A small group of community members had advocated for landmark status for the building, a proposal initially backed by Assemblymember Andrew Hevesi.
But by October, Hevesi changed his mind. An aide sent an email to the Historic Districts Council indicating that Hevesi would “be withdrawing support of landmark designation” for the Forest Hills Jewish Center site and the nearby Parkside Chapel.
“After discussions and careful considerations with the community leaders involved, our office does not believe the Forest Hills Jewish Center would be a good fit for landmark designation,” the aide wrote in an email shared with the Eagle. “Civic and religious leadership who utilize the building have relayed their concerns that the current infrastructure of the building no longer meets the needs of the congregation.”

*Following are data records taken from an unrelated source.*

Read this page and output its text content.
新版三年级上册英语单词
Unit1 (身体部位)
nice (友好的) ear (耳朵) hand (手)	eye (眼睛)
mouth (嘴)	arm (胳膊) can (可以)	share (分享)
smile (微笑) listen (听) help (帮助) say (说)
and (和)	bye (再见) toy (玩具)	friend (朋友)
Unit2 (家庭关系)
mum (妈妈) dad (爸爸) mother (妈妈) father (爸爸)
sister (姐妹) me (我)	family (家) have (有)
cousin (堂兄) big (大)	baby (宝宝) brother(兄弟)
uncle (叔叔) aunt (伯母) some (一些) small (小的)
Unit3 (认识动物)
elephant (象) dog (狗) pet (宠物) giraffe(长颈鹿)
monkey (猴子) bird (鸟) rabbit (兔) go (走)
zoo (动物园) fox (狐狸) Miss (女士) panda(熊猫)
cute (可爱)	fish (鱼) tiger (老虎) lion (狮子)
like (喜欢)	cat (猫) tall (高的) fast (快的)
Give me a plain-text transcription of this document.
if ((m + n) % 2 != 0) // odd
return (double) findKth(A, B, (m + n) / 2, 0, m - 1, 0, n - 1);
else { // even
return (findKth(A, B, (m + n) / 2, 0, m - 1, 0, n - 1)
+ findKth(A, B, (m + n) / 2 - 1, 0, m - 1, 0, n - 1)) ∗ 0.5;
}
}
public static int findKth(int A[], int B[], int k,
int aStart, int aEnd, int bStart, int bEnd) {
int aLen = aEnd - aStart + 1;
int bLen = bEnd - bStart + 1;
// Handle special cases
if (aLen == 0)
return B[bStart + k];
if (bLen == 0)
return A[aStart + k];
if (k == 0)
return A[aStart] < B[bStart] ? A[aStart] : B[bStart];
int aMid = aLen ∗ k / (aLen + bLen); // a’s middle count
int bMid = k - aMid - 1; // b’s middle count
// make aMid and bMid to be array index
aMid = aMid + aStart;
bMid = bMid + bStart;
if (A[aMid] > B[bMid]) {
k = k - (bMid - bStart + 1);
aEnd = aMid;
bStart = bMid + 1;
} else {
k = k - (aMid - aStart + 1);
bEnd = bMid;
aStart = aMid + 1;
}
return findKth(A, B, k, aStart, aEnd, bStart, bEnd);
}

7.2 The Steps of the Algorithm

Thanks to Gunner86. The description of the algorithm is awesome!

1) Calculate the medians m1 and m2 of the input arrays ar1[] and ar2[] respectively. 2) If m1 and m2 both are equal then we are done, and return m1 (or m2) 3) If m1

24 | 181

Hevesi instead recommended seeking landmark status for the Lefferts Boulevard Bridge between Grenfell and Austin Streets. His office did not respond to requests for comment about the email.
A spokesperson for Councilmember Karen Koslowitz said she too opposed landmark status for the decades-old building. So did Rep. Grace Meng and State Sen. Toby Ann Stavisky.
The firm B6 Real Estate Advisors is handling the sale and Gregor said a few developers have already expressed interest. A 2018 plan to demolish the weathered building and construct a new 10-story tower fell through last year.
One outspoken community member has long crusaded to save the physical building, citing its stunning stained glass windows, Holy Ark sculpture and modern architecture, as well as its decades-long importance to Holocaust survivors in Queens.
"I will say that it would be a sin to witness its needless destruction in the name of the wrongful definition of progress,” he said.
But Gregor, the executive director, said members of the congregation overwhelmingly support the sale.
“Our membership is concerned with preserving the future of the Forest Hills Jewish Center and the preservation of the building itself is not the issue,” she said. “The issue is maintaining a synagogue that serves the community.”